Simply holding Bitcoin and Ether massively outperformed crypto hedge funds (along with the vast majority of non-crypto assets) in 2020.
BTC kicked off 2020 at just under $3,700 and reached almost $19,400 by the end of November, a 425% increase. ETH started the year at around $130 and reached $605 in the same time frame, resulting in a 360% return. BTC surged another 50% to $29,100 by the end of 2020, while ETH climbed 22% to $740.
Eurekahedge and Vision Hill Group indices tracking crypto hedge funds show returns for the portfolios—which spread investments across a number of cryptocurrencies—are lower than gains for ETH and BTC in 2020 through November (the latest date for which there’s data for all the indices).
Investors pay about 2% management fees and 20% performance fees for crypto hedge funds to manage their assets, according to PwC’s 2020 Crypto Hedge Fund report.
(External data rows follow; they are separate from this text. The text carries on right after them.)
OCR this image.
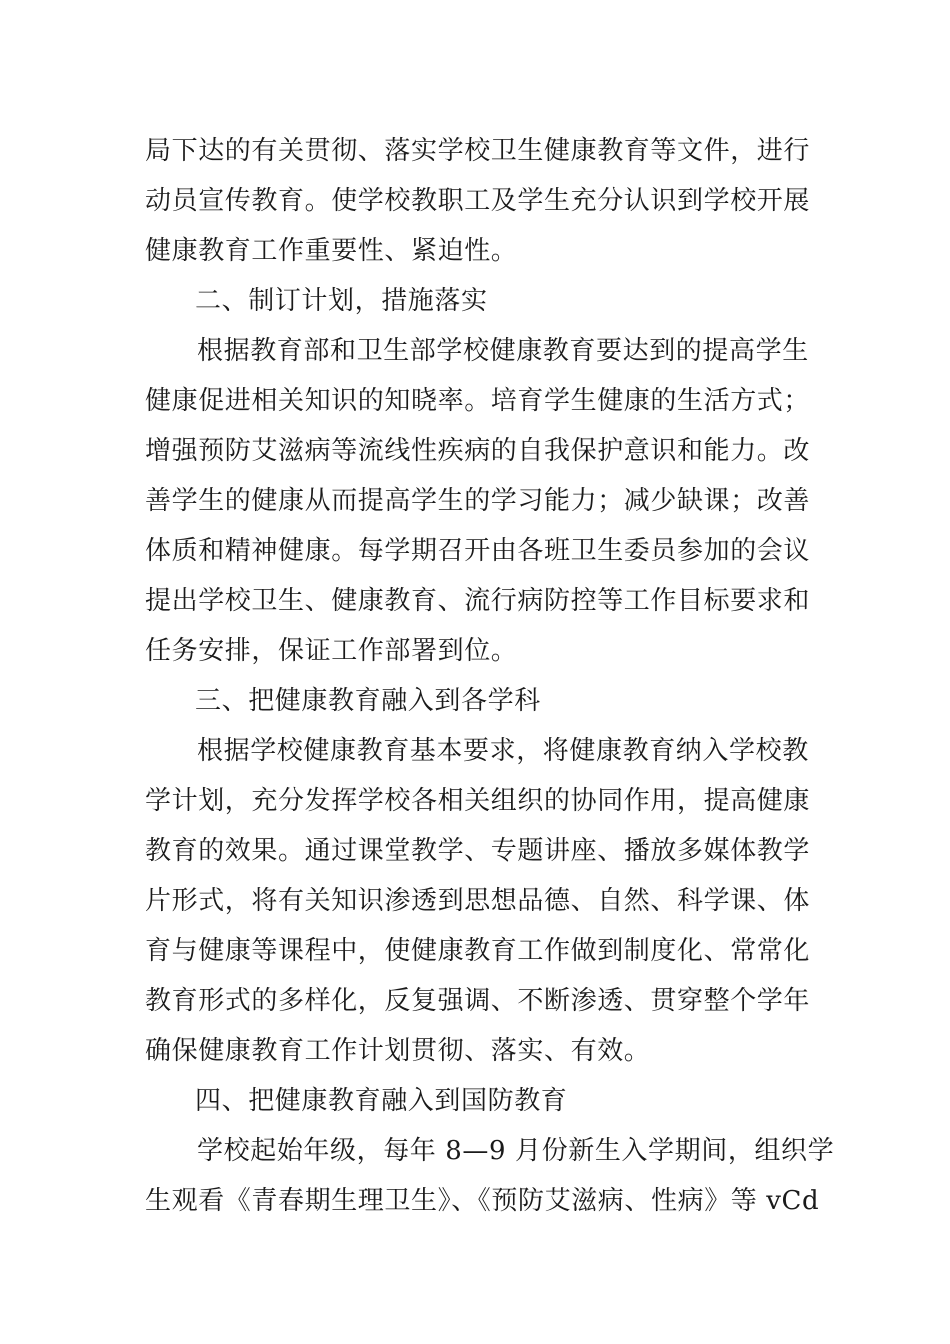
局下达的有关贯彻、落实学校卫生健康教育等文件，进行
动员宣传教育。使学校教职工及学生充分认识到学校开展
健康教育工作重要性、紧迫性。
二、制订计划，措施落实
根据教育部和卫生部学校健康教育要达到的提高学生
健康促进相关知识的知晓率。培育学生健康的生活方式；
增强预防艾滋病等流线性疾病的自我保护意识和能力。改
善学生的健康从而提高学生的学习能力；减少缺课；改善
体质和精神健康。每学期召开由各班卫生委员参加的会议
提出学校卫生、健康教育、流行病防控等工作目标要求和
任务安排，保证工作部署到位。
三、把健康教育融入到各学科
根据学校健康教育基本要求，将健康教育纳入学校教
学计划，充分发挥学校各相关组织的协同作用，提高健康
教育的效果。通过课堂教学、专题讲座、播放多媒体教学
片形式，将有关知识渗透到思想品德、自然、科学课、体
育与健康等课程中，使健康教育工作做到制度化、常常化
教育形式的多样化，反复强调、不断渗透、贯穿整个学年
确保健康教育工作计划贯彻、落实、有效。
四、把健康教育融入到国防教育
学校起始年级，每年 8—9 月份新生入学期间，组织学
生观看《青春期生理卫生》、《预防艾滋病、性病》等 vCd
That’s not a good deal if managers aren’t beating the benchmark cryptocurrencies.
Eurekahedge’s Crypto-Currency Hedge Fund Index, which is equally weighted across 19 constituent funds that utilize a range of strategies including arbitrage, long/short equity, and event-driven opportunities, showed a 135% return through the end of November.
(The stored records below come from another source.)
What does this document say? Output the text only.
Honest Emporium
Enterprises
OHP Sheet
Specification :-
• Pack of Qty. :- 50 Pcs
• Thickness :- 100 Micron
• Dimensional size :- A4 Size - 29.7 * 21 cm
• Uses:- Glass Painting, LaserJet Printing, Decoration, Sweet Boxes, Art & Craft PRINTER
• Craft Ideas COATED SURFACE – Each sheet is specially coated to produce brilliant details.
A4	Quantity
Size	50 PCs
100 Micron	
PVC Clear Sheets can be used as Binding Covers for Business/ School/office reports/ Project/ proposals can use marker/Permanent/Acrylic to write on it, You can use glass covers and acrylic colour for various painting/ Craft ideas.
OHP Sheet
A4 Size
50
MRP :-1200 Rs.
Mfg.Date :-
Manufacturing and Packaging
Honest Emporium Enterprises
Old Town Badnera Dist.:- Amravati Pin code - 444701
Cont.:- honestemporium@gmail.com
Vision Hill’s Crypto Hedge Fund indices include three categories— Fundamental Index, Quantitative Index, and Opportunistic Index—in addition to the Composite Index, which had a 170% return in that time.
These gains are dwarfed in comparison to BTC and ETH. To put it into perspective, just holding BTC would have resulted in over three times the gains within the same period of time.
Best and Worst
Vision Hill’s Fundamental Index had the highest year-to-date return at 305%, achieved through a combination of “deep value research + tactical, catalyst, and event driven positioning” and “high conviction asset selection.” This is still less than the 2020 gains of just holding ETH.
The worst performing index, at 35.81%, comes from the Opportunistic Index which follows “credit and yield driven strategies with digital asset collateral” and “options, derivatives, and volatility strategies.” In other words, ETH performed over ten times better than Vision Hill’s Opportunistic Index.
To be sure, with the exception of their severely underperforming Opportunistic Index, the other three Vision Hill indices (Fundamental, Quantitative, and Composite) have all outperformed BTC and ETH when taking into account overall gains since the beginning of 2017.
This suggests that diversified strategies and portfolios might be more stable during massive market crashes like the one in 2018.
But when DeFi and crypto are booming, holding still seems to be the best strategy for long-term investors.